Studi Organoid T&J: Semua yang perlu Anda ketahui

Seiring dengan semakin mendalamnya penelitian tentang organoid, semakin banyak pula individu yang ikut serta. Artikel ini merangkum beberapa poin pengetahuan umum tentang organoid [1-5], dengan harapan dapat bermanfaat bagi semua orang.

T: Apakah organoid tersusun dari satu jenis sel atau jaringan multiseluler?

Organoid terbentuk dari kultivasi sel punca dewasa atau sel punca pluripoten tiga dimensi (3D) in vitro, yang menghasilkan struktur mirip jaringan dengan organisasi spasial tertentu. Organoid bukanlah struktur yang terdiri dari sel tunggal; melainkan, organoid terbentuk dengan menginduksi pembelahan dan diferensiasi sel inisiasi dengan sifat sel punca, yang kemudian merakit diri menjadi jaringan dengan struktur spasial, morfologi, dan fungsi tertentu yang mirip dengan organ terkait secara in vivo.

T: Apa saja sumber untuk membudidayakan organoid?

(1) Organoid yang berasal dari sel punca pluripoten meliputi sel punca dewasa (ASC), sel punca pluripoten (PSC), dan sel punca pluripoten yang diinduksi (iPSC). (2) Organoid yang berasal dari sel yang diekstraksi dari jaringan umumnya ditemukan pada jaringan tumor.

T: Dapatkah jaringan beku digunakan untuk budidaya 3D tanpa adanya jaringan segar?

Ya, tetapi ada persyaratan yang lebih tinggi untuk ukuran jaringan beku, dan viabilitas jaringan dan sel beku primer akan menurun secara signifikan, yang mengarah pada tingkat keberhasilan yang sangat berkurang dalam budidaya berikutnya.

T: Bagaimana organoid dibekukan dan diresusitasi?

Waktu optimal untuk membekukan organoid adalah pada lintasan 2-5, saat aktivitas dan potensi diferensiasi organoid berada pada kondisi terbaiknya. Resusitasi organoid dapat mengikuti metode yang digunakan untuk resusitasi sel.

T: Apakah perlu untuk mengontrol ukuran organoid yang dikultur, dan apakah bermanfaat jika ukurannya terlalu besar?

Ya, perlu untuk mengontrol ukuran, sebaiknya dalam 500μm, karena organoid tidak memiliki sistem sirkulasi gas-cair dan pembuluh darah internal. Ketika ukuran organoid besar, sel-sel di dekat pusat berjuang untuk bertukar oksigen dan nutrisi dengan lingkungan eksternal.
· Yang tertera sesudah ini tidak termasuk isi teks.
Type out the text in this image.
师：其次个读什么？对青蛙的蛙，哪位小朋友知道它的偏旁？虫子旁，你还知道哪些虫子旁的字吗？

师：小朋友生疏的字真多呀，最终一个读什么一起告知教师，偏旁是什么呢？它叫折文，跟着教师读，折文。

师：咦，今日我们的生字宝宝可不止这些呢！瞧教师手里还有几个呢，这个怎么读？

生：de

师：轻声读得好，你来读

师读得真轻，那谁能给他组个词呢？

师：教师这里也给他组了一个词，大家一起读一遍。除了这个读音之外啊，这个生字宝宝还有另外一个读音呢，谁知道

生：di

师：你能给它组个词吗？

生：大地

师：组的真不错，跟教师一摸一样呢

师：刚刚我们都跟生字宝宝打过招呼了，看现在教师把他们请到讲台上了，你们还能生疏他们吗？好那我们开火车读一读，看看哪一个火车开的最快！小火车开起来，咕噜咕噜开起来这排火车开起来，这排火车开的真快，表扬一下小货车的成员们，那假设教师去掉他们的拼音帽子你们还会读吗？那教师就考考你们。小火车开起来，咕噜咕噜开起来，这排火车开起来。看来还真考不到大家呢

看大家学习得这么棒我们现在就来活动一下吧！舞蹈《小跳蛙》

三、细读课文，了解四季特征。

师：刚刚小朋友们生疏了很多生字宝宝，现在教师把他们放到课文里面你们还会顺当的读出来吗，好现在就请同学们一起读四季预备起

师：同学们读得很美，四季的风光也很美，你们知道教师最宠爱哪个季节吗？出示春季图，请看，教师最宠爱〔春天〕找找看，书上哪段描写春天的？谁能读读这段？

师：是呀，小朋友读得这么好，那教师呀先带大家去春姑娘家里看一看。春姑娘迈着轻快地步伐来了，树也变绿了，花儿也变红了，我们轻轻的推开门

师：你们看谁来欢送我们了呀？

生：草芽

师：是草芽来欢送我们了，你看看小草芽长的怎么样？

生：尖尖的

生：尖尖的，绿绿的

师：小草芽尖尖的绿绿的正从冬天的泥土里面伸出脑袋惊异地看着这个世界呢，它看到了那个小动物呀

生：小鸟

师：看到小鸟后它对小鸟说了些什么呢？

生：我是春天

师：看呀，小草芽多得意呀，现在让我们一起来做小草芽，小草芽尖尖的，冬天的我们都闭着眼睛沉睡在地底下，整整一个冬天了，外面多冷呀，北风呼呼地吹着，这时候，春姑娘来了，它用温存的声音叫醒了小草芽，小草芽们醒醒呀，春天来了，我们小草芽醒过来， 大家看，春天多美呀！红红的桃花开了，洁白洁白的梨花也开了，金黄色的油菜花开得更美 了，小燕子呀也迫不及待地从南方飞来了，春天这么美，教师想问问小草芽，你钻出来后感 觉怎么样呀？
Oleh karena itu, semakin besar strukturnya, semakin banyak sel yang mati.

T: Selain menggunakan gel matriks, apa lagi yang bisa digunakan untuk membudidayakan organoid?

Selain gel matriks, alternatif untuk membudidayakan organoid meliputi (1) matriks ekstraseluler yang dideselularisasi dan protein turunan lainnya, (2) hidrogel sintetis, dan (3) gel protein rekombinan yang direkayasa.

T: Bagaimana diferensiasi organoid yang terarah dapat dicapai?

Perkembangan awal diferensiasi yang diinduksi sel punca dalam organoid diatur bersama oleh beberapa jalur pensinyalan. Kultur in vitro memerlukan penambahan faktor pertumbuhan untuk mensimulasikan aktivitas jalur pensinyalan ini, yang mengarahkan sel untuk berdiferensiasi ke arah tertentu. Misalnya, induksi dengan Y27632 dan Activin A dapat membedakan sel punca embrionik (ESC) atau sel punca pluripoten yang diinduksi (iPSC) menjadi badan embrioid (EB). Selanjutnya, jalur pensinyalan diatur oleh faktor-faktor seperti Wnt3a, FGF-4, dan Noggin untuk menginduksi diferensiasi sel punca ke arah tertentu.

T: Bagaimana kontaminasi dapat dihindari saat mengambil sampel klinis?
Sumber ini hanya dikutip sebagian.